Wednesday, November 13, 2019
Net Outflow from Bond-type Funds Reaches 608 Bil. Won in Just One Month
Investors Losing Interest in Bond Funds
Net Outflow from Bond-type Funds Reaches 608 Bil. Won in Just One Month
  • By Yoon Young-sil
  • September 30, 2019, 11:40
Share articles

The net outflow of capital from domestic bond-type funds reached 608.10 billion won (US$507 million) in a one-month period. 

Investors are losing interest in South Korean bond-type funds, which have drawn until recently a large amount of capital amid growing uncertainties in the global financial market and concerns about global economic slowdown.

The net outflow of capital from 274 domestic bond-type funds came to 608.10 billion won (US$507 million) over the past month as of Sept. 26, according to Seoul-based financial market tracker FnGuide on Sept. 29. The bond-type funds attracted about 10 trillion won (US$8.34 billion) from the beginning of the year, but they seem to be losing popularity.

Many experts attributed the trend to the decline in earnings rates. In fact, the average rate of return of South Korean bond funds over the last month stood at -0.21 percent. An official from an asset management firm said, “The earnings rate of domestic bond funds had gradually dropped from the beginning of this month and recently went negative. This was because some investors who made a profit in the bond market which had been bullish realized the profit and others withdrew funds because of the sluggish returns.”

The price of bonds moves opposite the interest rate. If the interest rate goes up, bond prices go down. The interest rate of bonds which had fallen until August showed signs of rally in September and the rate of returns on bond funds also brought to a standstill. The interest rate of South Korean three-year treasury bonds slid 14.1 basis points in August but the figure rose 6.8 basis points from Sept. 1 to 27, according to data from Korea Financial Investment Association.

The corporate bond market is also sluggish.

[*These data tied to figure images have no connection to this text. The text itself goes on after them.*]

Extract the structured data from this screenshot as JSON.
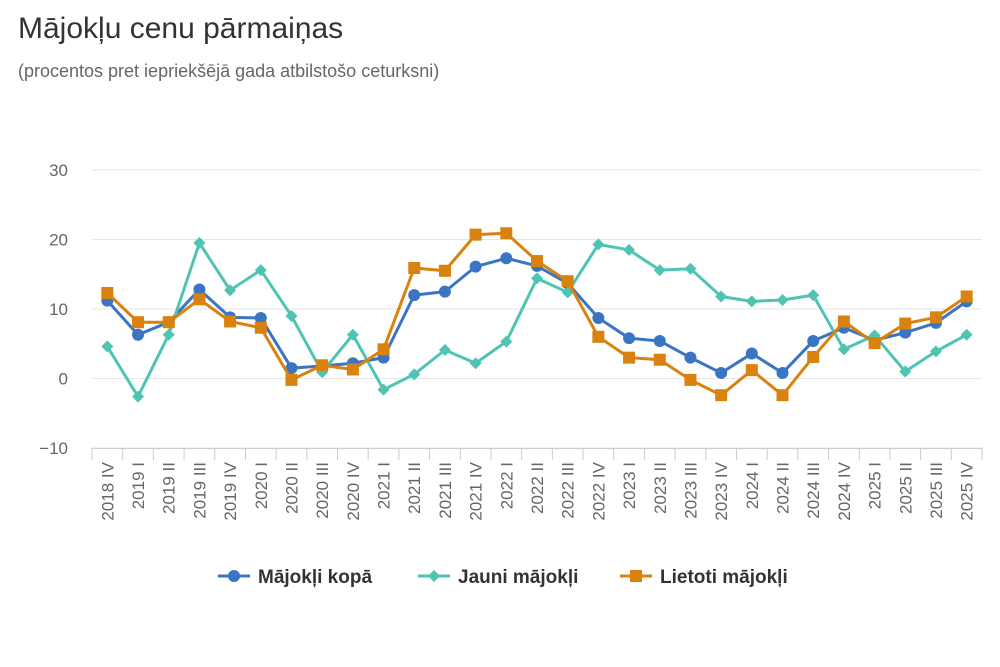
{
  "chart_data": {
    "type": "line",
    "title": "Mājokļu cenu pārmaiņas",
    "subtitle": "(procentos pret iepriekšējā gada atbilstošo ceturksni)",
    "xlabel": "",
    "ylabel": "",
    "ylim": [
      -10,
      30
    ],
    "yticks": [
      30,
      20,
      10,
      0,
      -10
    ],
    "ytick_labels": [
      "30",
      "20",
      "10",
      "0",
      "−10"
    ],
    "categories": [
      "2018 IV",
      "2019 I",
      "2019 II",
      "2019 III",
      "2019 IV",
      "2020 I",
      "2020 II",
      "2020 III",
      "2020 IV",
      "2021 I",
      "2021 II",
      "2021 III",
      "2021 IV",
      "2022 I",
      "2022 II",
      "2022 III",
      "2022 IV",
      "2023 I",
      "2023 II",
      "2023 III",
      "2023 IV",
      "2024 I",
      "2024 II",
      "2024 III",
      "2024 IV",
      "2025 I",
      "2025 II",
      "2025 III",
      "2025 IV"
    ],
    "series": [
      {
        "name": "Mājokļi kopā",
        "color": "#3a75c4",
        "marker": "circle",
        "values": [
          11.2,
          6.3,
          8.1,
          12.8,
          8.8,
          8.7,
          1.5,
          1.8,
          2.2,
          3.0,
          12.0,
          12.5,
          16.1,
          17.3,
          16.2,
          13.7,
          8.7,
          5.8,
          5.4,
          3.0,
          0.8,
          3.6,
          0.8,
          5.4,
          7.3,
          5.5,
          6.6,
          8.0,
          11.1
        ]
      },
      {
        "name": "Jauni mājokļi",
        "color": "#4fc4b3",
        "marker": "diamond",
        "values": [
          4.6,
          -2.6,
          6.3,
          19.5,
          12.7,
          15.6,
          9.0,
          0.9,
          6.3,
          -1.6,
          0.6,
          4.1,
          2.2,
          5.3,
          14.4,
          12.4,
          19.3,
          18.5,
          15.6,
          15.8,
          11.8,
          11.1,
          11.3,
          12.0,
          4.2,
          6.2,
          1.0,
          3.9,
          6.3
        ]
      },
      {
        "name": "Lietoti mājokļi",
        "color": "#d9820f",
        "marker": "square",
        "values": [
          12.3,
          8.1,
          8.1,
          11.4,
          8.2,
          7.3,
          -0.2,
          1.9,
          1.3,
          4.2,
          15.9,
          15.5,
          20.7,
          20.9,
          16.9,
          14.0,
          6.0,
          3.0,
          2.7,
          -0.2,
          -2.4,
          1.2,
          -2.4,
          3.1,
          8.2,
          5.1,
          7.9,
          8.8,
          11.8
        ]
      }
    ],
    "legend_position": "bottom"
  }
}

The interest rate of non-guaranteed three-year corporate AA- rated bonds increased from 1.740 percent on Sept. 2 to 1.806 percent on Sept. 27. The credit spread, which can measure the corporate bond market, was also some 0.4 percentage point earlier this year but it has recently grown to 0.5 percentage point. A credit spread is the difference in interest rates between treasury bonds and corporate bonds. If the credit spread goes up, the demand of corporate bonds goes down.

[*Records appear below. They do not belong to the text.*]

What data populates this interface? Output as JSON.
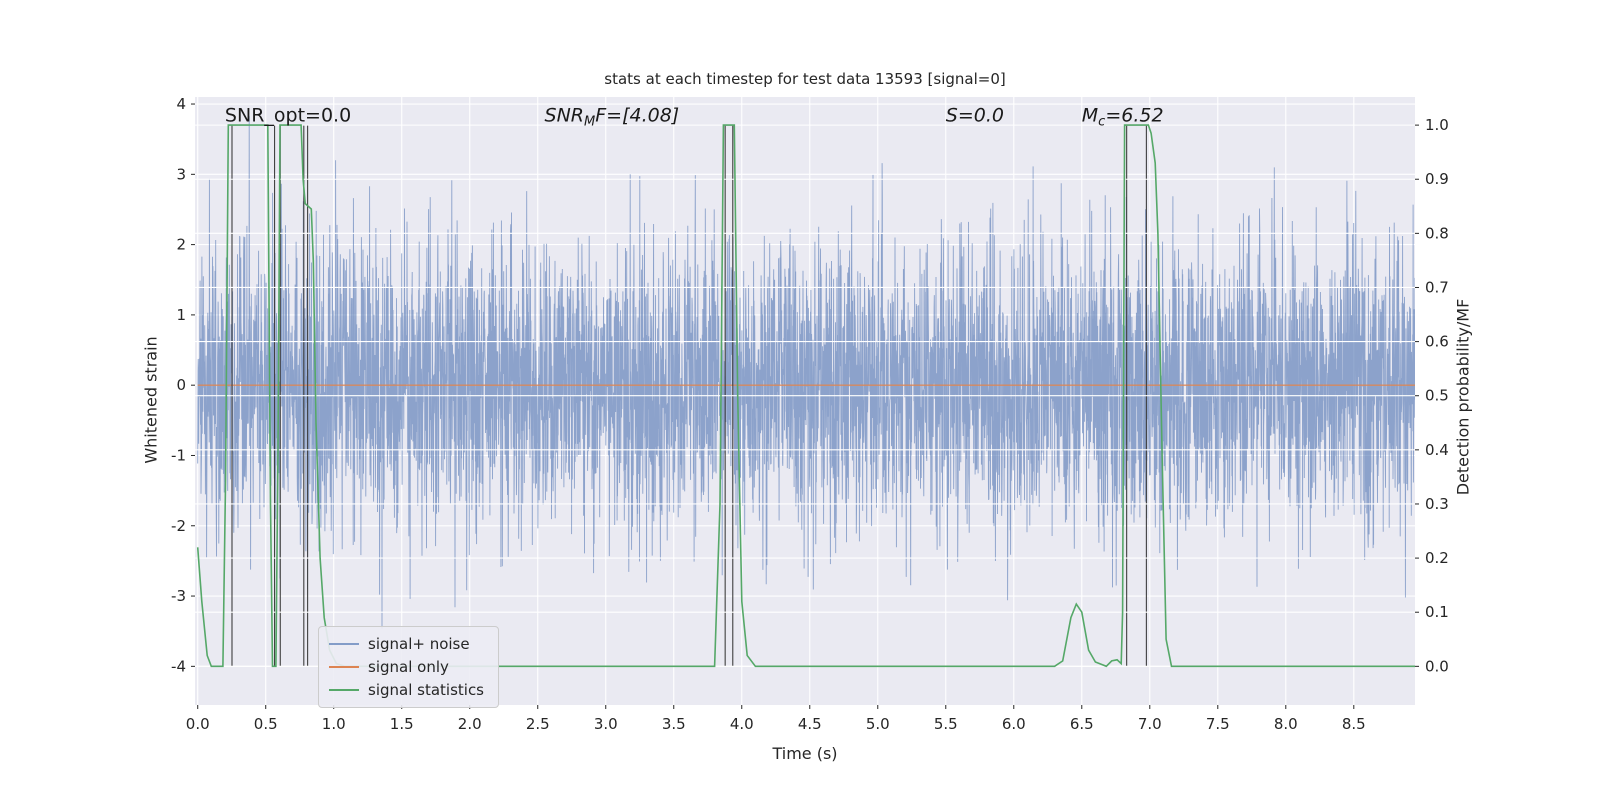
{
  "chart_data": {
    "type": "line",
    "title": "stats at each timestep for test data 13593 [signal=0]",
    "xlabel": "Time (s)",
    "ylabel_left": "Whitened strain",
    "ylabel_right": "Detection probability/MF",
    "xlim": [
      -0.02,
      8.95
    ],
    "ylim_left": [
      -4,
      4
    ],
    "ylim_right": [
      0.0,
      1.0
    ],
    "xticks": [
      0.0,
      0.5,
      1.0,
      1.5,
      2.0,
      2.5,
      3.0,
      3.5,
      4.0,
      4.5,
      5.0,
      5.5,
      6.0,
      6.5,
      7.0,
      7.5,
      8.0,
      8.5
    ],
    "yticks_left": [
      -4,
      -3,
      -2,
      -1,
      0,
      1,
      2,
      3,
      4
    ],
    "yticks_right": [
      0.0,
      0.1,
      0.2,
      0.3,
      0.4,
      0.5,
      0.6,
      0.7,
      0.8,
      0.9,
      1.0
    ],
    "grid": true,
    "colors": {
      "figure_bg": "#ffffff",
      "axes_bg": "#eaeaf2",
      "grid": "#ffffff",
      "text": "#262626",
      "noise": "#4c72b0",
      "noise_alpha": 0.6,
      "signal": "#dd8452",
      "stats": "#55a868",
      "vline": "#3f3f3f"
    },
    "series": [
      {
        "name": "signal+ noise",
        "type": "gaussian_noise",
        "seed": 13593,
        "n": 5200,
        "std": 1.05,
        "x_range": [
          0.0,
          8.95
        ]
      },
      {
        "name": "signal only",
        "type": "constant",
        "value": 0.0,
        "x_range": [
          0.0,
          8.95
        ]
      },
      {
        "name": "signal statistics",
        "type": "keypoints",
        "axis": "right",
        "points": [
          [
            0.0,
            0.22
          ],
          [
            0.03,
            0.12
          ],
          [
            0.07,
            0.02
          ],
          [
            0.1,
            0.0
          ],
          [
            0.185,
            0.0
          ],
          [
            0.205,
            0.35
          ],
          [
            0.225,
            1.0
          ],
          [
            0.515,
            1.0
          ],
          [
            0.535,
            0.3
          ],
          [
            0.55,
            0.0
          ],
          [
            0.575,
            0.0
          ],
          [
            0.59,
            0.4
          ],
          [
            0.605,
            1.0
          ],
          [
            0.76,
            1.0
          ],
          [
            0.775,
            0.9
          ],
          [
            0.79,
            0.855
          ],
          [
            0.835,
            0.845
          ],
          [
            0.85,
            0.75
          ],
          [
            0.87,
            0.45
          ],
          [
            0.9,
            0.2
          ],
          [
            0.93,
            0.09
          ],
          [
            0.97,
            0.03
          ],
          [
            1.02,
            0.005
          ],
          [
            1.08,
            0.0
          ],
          [
            3.8,
            0.0
          ],
          [
            3.84,
            0.3
          ],
          [
            3.865,
            1.0
          ],
          [
            3.945,
            1.0
          ],
          [
            3.97,
            0.5
          ],
          [
            4.0,
            0.12
          ],
          [
            4.04,
            0.02
          ],
          [
            4.1,
            0.0
          ],
          [
            6.3,
            0.0
          ],
          [
            6.36,
            0.01
          ],
          [
            6.42,
            0.09
          ],
          [
            6.46,
            0.115
          ],
          [
            6.5,
            0.1
          ],
          [
            6.55,
            0.03
          ],
          [
            6.6,
            0.008
          ],
          [
            6.68,
            0.0
          ],
          [
            6.72,
            0.01
          ],
          [
            6.76,
            0.012
          ],
          [
            6.79,
            0.005
          ],
          [
            6.8,
            0.1
          ],
          [
            6.815,
            1.0
          ],
          [
            6.99,
            1.0
          ],
          [
            7.01,
            0.985
          ],
          [
            7.04,
            0.93
          ],
          [
            7.06,
            0.8
          ],
          [
            7.09,
            0.4
          ],
          [
            7.12,
            0.05
          ],
          [
            7.16,
            0.0
          ],
          [
            8.95,
            0.0
          ]
        ]
      }
    ],
    "vlines": {
      "x": [
        0.252,
        0.565,
        0.607,
        0.78,
        0.808,
        3.878,
        3.934,
        6.83,
        6.975
      ],
      "ymin": -4.0,
      "ymax": 3.7
    },
    "annotations": [
      {
        "x": 0.2,
        "y": 3.75,
        "italic": false,
        "pre": "SNR_opt=0.0",
        "sub": "",
        "post": ""
      },
      {
        "x": 2.55,
        "y": 3.75,
        "italic": true,
        "pre": "SNR",
        "sub": "M",
        "post": "F=[4.08]"
      },
      {
        "x": 5.5,
        "y": 3.75,
        "italic": true,
        "pre": "S",
        "sub": "",
        "post": "=0.0"
      },
      {
        "x": 6.5,
        "y": 3.75,
        "italic": true,
        "pre": "M",
        "sub": "c",
        "post": "=6.52"
      }
    ],
    "legend": {
      "position": "lower-left",
      "items": [
        "signal+ noise",
        "signal only",
        "signal statistics"
      ]
    }
  }
}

The asset management industry expects that the investors’ interest in bond-type funds will pick up in the near future. This is because the Monetary Policy Committee of the Bank of Korea is highly likely to lower the benchmark interest rate in October. An official from an asset management firm said, “Concerns over the economic downturn will not easily fade away even the BOK lowers the benchmark interest rate next month. Accordingly, there is a high chance that the central bank will additionally lower the interest rate next year. Capital which bets on the bullish bond market will flow into funds again.”

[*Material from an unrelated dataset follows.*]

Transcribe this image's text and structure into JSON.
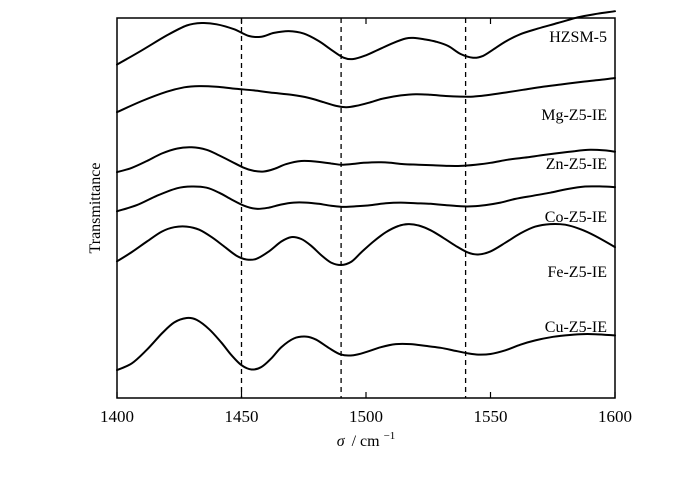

However, many experts are opposed to the opinion. A head of bond management unit at an asset management company said, “Expectations for lower interest rates on bonds is decreasing even the benchmark interest rate is lowered. Bond prices will not drop but it is difficult to expect returns like July and August. Koo Hae-young, an analyst from Mirae Asset Daewoo Co., said, “The BOK is expected to lower the benchmark interest rate in October, but we should be prepared for the possibility of the BOK changing its stance to relatively conservative after that. There are also some supply factors, including the rise in issuance of government bonds, next year so investors will not be so aggressive in making an investment.”